Fantasy polonaise : Le dernier voeu, de Andrzej Sapkowski


Quasiment inconnu en France Andrzej Sapkowski est en Pologne l'égal de Tolkien. Né en 1948, économiste de formation, Sapkowski a d'abord travaillé dans le commerce international avant de se mettre à l'écriture et de rafler en quelques années la vedette aux écrivains anglo-saxons de Big Commercial Fantasy (1,5 millions d'exemplaires de ses livres ont été vendus en Europe). Ces derniers n'ont qu'à bien se tenir car l'oeuvre de Sapkowski a donné naissance à une série télé (The Hexer), un long métrage adapté de la série, ainsi qu'à un jeu vidéo (The Witcher), qui contrairement aux deux tentatives précédentes, fut un immense succès international. Je ne vous cacherai pas que c'est d'ailleurs ce dernier qui fut à l'origine de mon intérêt pour l'oeuvre de cet écrivain polonais. Mais reconnaissons à Bragelonne, le mérite d'avoir cru en cet auteur bien avant le succès en France de l'adaptation vidéoludique des aventures de Géralt de Riv.

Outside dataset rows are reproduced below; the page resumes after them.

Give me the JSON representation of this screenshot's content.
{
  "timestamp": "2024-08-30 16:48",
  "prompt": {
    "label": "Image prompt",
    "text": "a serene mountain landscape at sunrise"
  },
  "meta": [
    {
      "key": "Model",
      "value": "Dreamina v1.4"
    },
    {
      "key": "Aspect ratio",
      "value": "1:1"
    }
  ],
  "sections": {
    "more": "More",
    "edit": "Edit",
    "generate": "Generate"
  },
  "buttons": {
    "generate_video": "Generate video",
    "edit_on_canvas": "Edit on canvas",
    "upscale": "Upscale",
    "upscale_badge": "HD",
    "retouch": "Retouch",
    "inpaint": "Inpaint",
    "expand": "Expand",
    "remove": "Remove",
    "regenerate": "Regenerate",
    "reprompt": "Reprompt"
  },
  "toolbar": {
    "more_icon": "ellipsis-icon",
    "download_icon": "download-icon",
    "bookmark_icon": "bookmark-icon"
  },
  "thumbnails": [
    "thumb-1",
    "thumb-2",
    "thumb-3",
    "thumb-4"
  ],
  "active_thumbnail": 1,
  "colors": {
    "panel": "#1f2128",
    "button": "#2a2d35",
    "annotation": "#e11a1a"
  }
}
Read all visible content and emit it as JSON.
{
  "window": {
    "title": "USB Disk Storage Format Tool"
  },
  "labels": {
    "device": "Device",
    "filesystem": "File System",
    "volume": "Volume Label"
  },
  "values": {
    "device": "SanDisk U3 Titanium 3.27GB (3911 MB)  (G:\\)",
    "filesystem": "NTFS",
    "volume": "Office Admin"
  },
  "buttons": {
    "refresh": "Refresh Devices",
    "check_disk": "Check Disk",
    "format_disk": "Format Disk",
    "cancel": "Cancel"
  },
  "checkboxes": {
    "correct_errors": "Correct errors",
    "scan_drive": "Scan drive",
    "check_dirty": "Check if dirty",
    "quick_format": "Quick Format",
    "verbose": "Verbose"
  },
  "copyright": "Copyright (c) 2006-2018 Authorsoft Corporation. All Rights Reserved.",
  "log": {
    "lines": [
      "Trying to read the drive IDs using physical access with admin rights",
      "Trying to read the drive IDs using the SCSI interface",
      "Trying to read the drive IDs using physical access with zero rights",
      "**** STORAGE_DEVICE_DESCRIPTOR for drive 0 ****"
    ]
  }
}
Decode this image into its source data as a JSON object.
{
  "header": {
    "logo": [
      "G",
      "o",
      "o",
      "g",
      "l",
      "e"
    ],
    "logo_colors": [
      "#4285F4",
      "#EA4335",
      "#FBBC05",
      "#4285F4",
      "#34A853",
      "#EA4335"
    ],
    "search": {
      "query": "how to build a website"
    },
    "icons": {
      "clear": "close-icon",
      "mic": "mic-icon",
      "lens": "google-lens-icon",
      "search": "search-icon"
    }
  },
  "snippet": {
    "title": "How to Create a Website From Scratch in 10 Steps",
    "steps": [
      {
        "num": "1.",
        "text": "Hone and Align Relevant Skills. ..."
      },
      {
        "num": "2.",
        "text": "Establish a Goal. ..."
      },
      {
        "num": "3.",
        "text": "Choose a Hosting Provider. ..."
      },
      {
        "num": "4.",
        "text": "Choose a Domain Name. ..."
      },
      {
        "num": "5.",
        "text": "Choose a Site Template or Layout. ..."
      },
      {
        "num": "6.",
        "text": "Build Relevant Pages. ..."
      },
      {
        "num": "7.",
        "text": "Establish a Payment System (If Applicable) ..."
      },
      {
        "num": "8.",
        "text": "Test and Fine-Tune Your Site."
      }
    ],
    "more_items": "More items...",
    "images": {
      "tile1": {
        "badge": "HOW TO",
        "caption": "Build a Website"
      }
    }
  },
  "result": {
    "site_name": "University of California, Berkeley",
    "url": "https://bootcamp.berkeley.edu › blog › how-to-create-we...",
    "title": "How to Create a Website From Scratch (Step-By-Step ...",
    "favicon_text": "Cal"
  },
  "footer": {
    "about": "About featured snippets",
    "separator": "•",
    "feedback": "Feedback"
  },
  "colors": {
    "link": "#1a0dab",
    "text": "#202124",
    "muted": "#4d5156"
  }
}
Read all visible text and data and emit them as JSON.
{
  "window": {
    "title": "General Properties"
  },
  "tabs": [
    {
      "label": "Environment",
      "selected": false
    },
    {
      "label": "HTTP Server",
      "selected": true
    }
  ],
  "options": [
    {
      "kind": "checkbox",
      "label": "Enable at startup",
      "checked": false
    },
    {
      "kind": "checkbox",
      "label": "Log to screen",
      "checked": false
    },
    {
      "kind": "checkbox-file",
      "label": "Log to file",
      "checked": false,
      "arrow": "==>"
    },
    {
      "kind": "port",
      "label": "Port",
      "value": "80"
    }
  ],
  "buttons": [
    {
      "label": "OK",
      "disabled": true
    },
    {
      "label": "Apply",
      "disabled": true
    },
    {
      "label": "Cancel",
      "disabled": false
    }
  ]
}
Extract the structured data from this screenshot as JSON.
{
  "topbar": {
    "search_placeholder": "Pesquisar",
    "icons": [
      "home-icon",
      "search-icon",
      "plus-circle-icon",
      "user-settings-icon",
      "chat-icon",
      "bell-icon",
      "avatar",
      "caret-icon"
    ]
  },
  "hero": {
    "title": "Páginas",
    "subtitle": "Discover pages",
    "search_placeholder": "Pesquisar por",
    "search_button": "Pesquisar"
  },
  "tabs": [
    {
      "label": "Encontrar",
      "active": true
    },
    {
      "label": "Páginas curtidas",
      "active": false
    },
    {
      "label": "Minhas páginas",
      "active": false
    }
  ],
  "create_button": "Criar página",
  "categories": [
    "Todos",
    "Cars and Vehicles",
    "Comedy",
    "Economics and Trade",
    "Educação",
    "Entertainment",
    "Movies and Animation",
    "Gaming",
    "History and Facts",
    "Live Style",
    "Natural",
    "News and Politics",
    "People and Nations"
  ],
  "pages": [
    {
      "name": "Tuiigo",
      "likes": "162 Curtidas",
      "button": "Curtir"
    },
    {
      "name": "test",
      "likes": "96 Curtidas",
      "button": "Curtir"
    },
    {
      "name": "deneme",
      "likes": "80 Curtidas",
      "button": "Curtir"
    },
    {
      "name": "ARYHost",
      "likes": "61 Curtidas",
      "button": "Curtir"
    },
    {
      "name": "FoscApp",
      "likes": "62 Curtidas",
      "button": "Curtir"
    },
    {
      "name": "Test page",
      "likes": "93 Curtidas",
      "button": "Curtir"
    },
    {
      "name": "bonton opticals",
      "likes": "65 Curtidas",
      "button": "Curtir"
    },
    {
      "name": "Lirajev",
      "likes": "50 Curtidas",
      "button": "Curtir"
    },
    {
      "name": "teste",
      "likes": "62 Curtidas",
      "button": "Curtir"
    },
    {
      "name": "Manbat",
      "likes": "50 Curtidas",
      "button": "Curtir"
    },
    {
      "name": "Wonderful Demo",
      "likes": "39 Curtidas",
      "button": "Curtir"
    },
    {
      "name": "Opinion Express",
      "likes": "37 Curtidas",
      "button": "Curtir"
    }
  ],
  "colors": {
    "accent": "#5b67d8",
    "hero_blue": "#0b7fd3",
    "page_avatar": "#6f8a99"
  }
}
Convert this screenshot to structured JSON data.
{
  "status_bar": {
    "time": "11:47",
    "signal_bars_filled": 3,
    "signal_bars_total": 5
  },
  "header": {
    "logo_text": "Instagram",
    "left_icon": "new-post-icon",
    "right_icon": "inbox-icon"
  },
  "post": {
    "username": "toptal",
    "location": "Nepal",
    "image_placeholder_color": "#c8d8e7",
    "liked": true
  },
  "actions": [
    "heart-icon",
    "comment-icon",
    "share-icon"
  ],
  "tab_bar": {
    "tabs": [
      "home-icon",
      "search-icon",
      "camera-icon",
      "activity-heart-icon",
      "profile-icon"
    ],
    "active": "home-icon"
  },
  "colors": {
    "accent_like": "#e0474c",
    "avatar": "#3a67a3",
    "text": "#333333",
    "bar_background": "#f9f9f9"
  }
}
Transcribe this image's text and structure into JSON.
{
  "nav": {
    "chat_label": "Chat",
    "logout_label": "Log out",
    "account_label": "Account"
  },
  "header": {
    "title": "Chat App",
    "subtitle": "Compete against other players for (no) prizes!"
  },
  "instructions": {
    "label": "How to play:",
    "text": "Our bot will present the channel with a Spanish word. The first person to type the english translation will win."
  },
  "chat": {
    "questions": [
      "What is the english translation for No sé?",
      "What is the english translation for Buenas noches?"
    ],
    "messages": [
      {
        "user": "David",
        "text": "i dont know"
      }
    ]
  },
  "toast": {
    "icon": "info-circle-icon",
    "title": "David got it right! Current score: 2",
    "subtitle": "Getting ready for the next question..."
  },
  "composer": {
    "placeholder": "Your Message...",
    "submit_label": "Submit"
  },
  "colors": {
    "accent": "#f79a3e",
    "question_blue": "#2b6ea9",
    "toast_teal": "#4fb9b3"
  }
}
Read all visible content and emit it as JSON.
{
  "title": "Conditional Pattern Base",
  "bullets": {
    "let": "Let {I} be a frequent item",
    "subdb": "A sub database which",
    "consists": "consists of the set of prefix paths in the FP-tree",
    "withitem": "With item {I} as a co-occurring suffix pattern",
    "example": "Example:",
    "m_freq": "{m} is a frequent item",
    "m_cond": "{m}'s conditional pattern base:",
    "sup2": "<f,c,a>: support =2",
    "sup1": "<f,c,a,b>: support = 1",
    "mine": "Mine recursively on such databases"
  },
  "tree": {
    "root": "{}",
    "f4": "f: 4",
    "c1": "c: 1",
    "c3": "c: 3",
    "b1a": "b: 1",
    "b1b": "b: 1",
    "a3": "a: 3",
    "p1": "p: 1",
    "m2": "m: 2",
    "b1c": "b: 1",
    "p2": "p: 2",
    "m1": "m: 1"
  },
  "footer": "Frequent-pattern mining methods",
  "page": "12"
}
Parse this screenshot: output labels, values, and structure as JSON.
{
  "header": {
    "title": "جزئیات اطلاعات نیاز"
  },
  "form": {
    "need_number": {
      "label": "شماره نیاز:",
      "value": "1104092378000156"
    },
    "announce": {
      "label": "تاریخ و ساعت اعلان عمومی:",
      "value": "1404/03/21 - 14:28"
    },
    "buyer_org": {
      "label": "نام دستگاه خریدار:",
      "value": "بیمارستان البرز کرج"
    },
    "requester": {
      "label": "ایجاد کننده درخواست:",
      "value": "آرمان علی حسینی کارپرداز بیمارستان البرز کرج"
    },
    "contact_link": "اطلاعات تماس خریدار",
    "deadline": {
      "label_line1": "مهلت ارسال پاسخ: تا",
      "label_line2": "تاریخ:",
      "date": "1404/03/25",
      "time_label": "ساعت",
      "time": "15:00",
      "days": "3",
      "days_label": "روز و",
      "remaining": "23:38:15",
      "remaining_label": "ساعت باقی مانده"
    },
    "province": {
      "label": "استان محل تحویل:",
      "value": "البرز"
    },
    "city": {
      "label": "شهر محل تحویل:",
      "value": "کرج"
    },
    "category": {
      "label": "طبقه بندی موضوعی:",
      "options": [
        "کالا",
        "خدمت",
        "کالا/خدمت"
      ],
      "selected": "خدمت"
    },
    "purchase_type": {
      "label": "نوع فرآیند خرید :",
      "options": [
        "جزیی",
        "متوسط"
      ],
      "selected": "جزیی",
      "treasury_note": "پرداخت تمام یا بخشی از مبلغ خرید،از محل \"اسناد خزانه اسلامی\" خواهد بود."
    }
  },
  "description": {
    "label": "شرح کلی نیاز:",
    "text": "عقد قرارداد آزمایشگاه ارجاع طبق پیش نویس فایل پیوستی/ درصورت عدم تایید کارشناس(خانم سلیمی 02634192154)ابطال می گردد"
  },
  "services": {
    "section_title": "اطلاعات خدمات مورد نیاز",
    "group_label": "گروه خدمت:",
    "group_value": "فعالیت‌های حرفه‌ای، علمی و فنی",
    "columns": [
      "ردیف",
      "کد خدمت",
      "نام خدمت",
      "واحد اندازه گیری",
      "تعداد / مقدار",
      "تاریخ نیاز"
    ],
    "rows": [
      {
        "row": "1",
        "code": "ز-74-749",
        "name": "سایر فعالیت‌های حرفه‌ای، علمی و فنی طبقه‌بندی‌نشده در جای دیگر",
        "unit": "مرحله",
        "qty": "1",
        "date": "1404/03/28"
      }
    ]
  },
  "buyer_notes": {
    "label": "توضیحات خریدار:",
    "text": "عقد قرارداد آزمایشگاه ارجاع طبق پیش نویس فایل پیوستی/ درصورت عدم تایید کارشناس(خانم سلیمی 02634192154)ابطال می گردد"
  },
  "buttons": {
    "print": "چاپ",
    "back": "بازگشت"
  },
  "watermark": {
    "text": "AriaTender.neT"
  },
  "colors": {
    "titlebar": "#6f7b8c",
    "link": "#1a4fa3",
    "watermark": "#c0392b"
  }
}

Evidemment, ce qui fonctionne dans un univers virtuel, où l'action et le gameplay priment souvent sur la qualité du scénario et la profondeur des personnages, ne garantit pas une oeuvre littéraire de qualité, loin s'en faut. Cependant, le personnage imaginé par Sapkowski, le sorceleur Géralt de Riv, à la fois sorcier et combattant (tueur de monstres plus précisément), est suffisamment travaillé et original pour aiguiser la curiosité des lecteurs rompus à toutes les sauces, parfois sans saveur, de la fantasy. L'univers mélange habilement les poncifs de la fantasy tolkiennienne avec quelques principes originaux issus de la mythologie slave, on y croise ainsi quantité de monstres plus ou moins familiers, des nains évidemment, mais aussi des elfes qui n'ont pas grand chose à voir avec les créatures graciles et raffinées de Tolkien. Les sorceleurs sont des êtres à part, des humains soustraits à la bienveillance de leurs parents dès leur plus tendre enfance, puis élevés dans l'objectif unique de devenir des chasseurs de monstres ; des mercenaires qui parcourent le pays de ville en ville, à la recherche d'un contrat pour éliminer tantôt une goule, tantôt une strige ou bien encore quelque bête fabuleuse qui hante d'obscurs marais. L'apprentissage est rude, mêlant entraînement physique, arts martiaux et magie, ainsi qu'une série de mutations chimiques destinées à permettre aux sorceleurs d'augmenter leurs capacités physiologiques. Les sorceleurs sont des êtres solitaires, qui sont à la fois craints et haïs par le reste de la population. Geralt de Riv est l'un de leurs plus illustres représentants, ses capacités et ses exploits sont connus dans certaines régions, sans pour autant que ces faits héroïques ne lui assurent la popularité ou la bienveillance de ceux qui font appel à ses services.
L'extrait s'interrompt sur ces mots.